From 2001, the volumes of his epic tetralogy Die Kinder des Sisyfos were published by Dittrich Verlag in Berlin. The work deals, as a Zeitroman, with the history of the Protests of 1968 in West Germany, developing biographies of characters in the context of the political and social battles of the 1970s and 1980s, from the protests of 1968 to German reunification. His invented characters, including teachers, actors and workers, deal with large demonstrations against rearmament, the Vietnam War, nuclear power plants and plant shutdowns.
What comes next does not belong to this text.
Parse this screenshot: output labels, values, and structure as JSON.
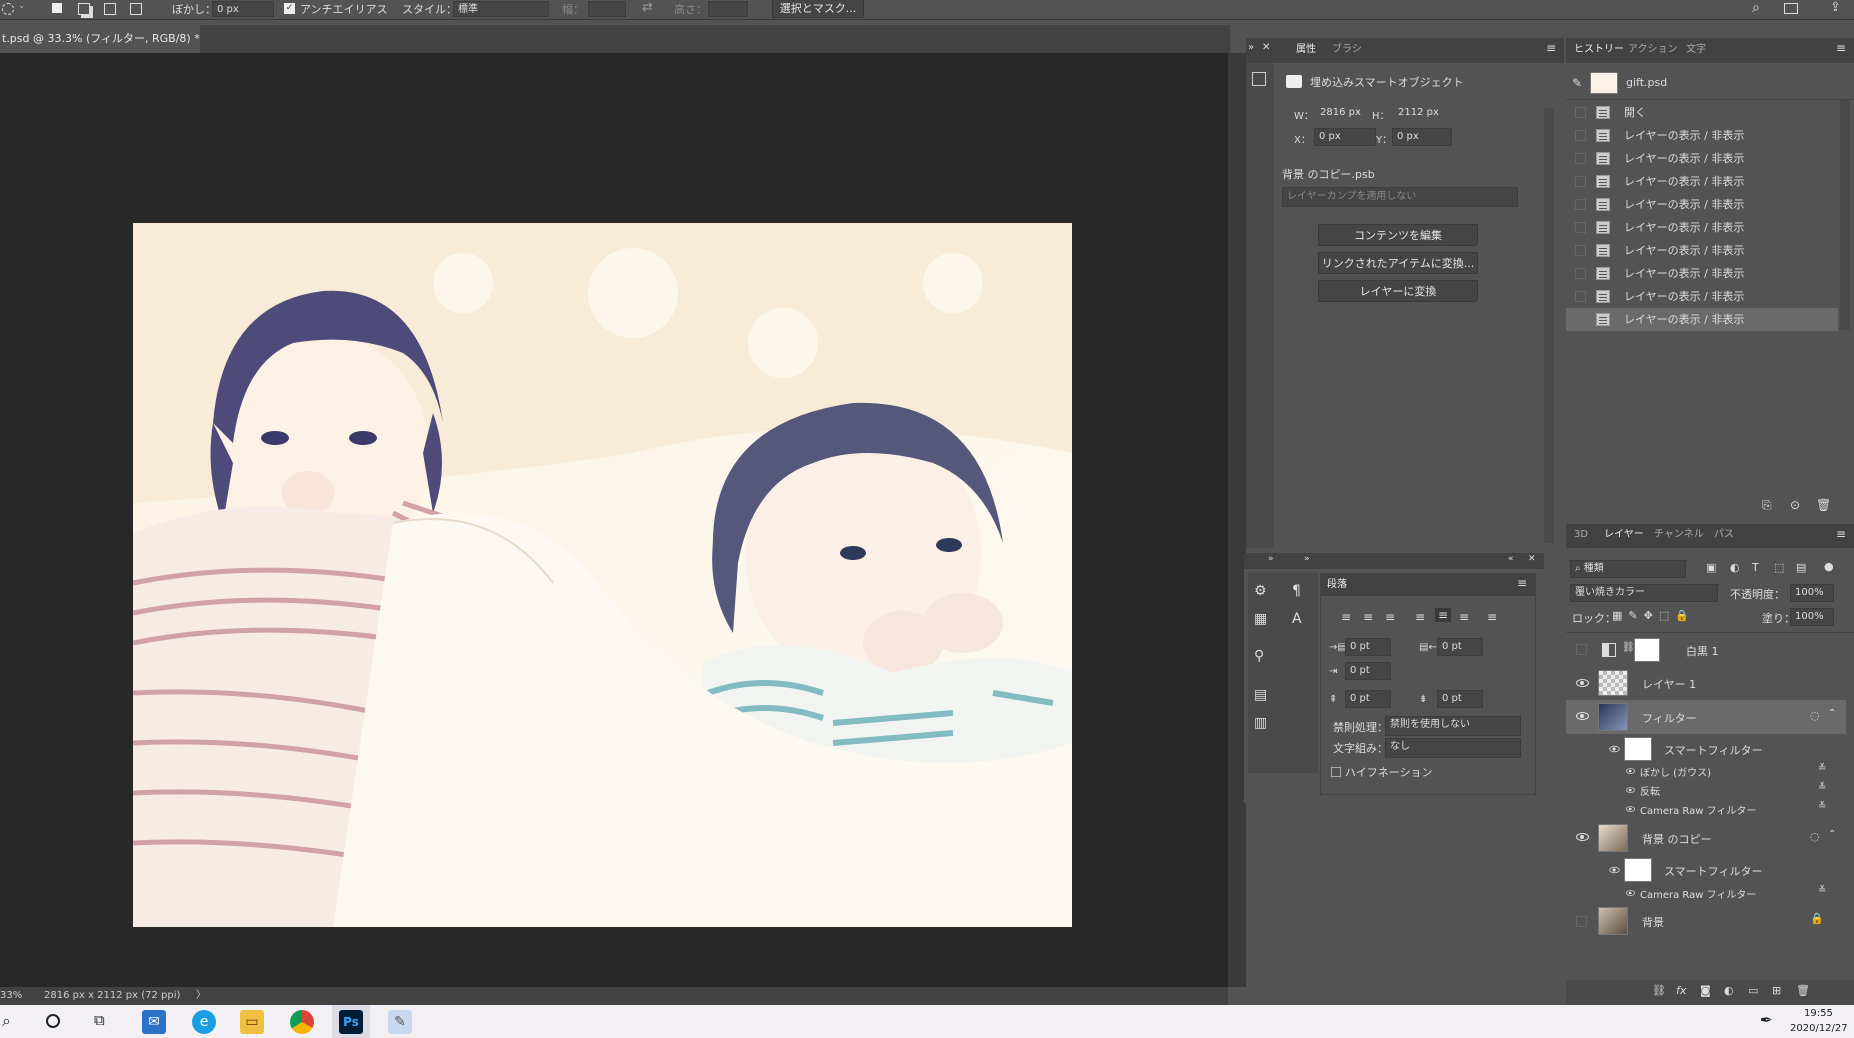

The four volumes were Ein Frühling irrer Hoffnung (A spring of mad hope, 2001), Zwielicht (Twilight, 2004), Sonnenflucht (Sun's flight, 2005), and Winterdämmerung (Winter's dusk, 2008). He added a fifth volume as an index to political and social background facts. The Klartext-Verlag in Essen published a collection of his essays, Diesseits von Gut und Böse in 2011, and a selection of his audio plays, Na hörn Sie mal!, in 2012.

Schöfer was awarded the Gustav-Regler-Preis in 2008, for Sisyfos. His literary legacy (Vorlass) is held by the Fritz Hüser Institute in Dortmund.

== Personal life ==
Schöfer was married to Christiane Bruhn, who was engaged at theatres in Cologne and Neuss in the 1970s and 1980s. They had four children.

He died in Cologne on 7 June 2022, three days after his 91st birthday.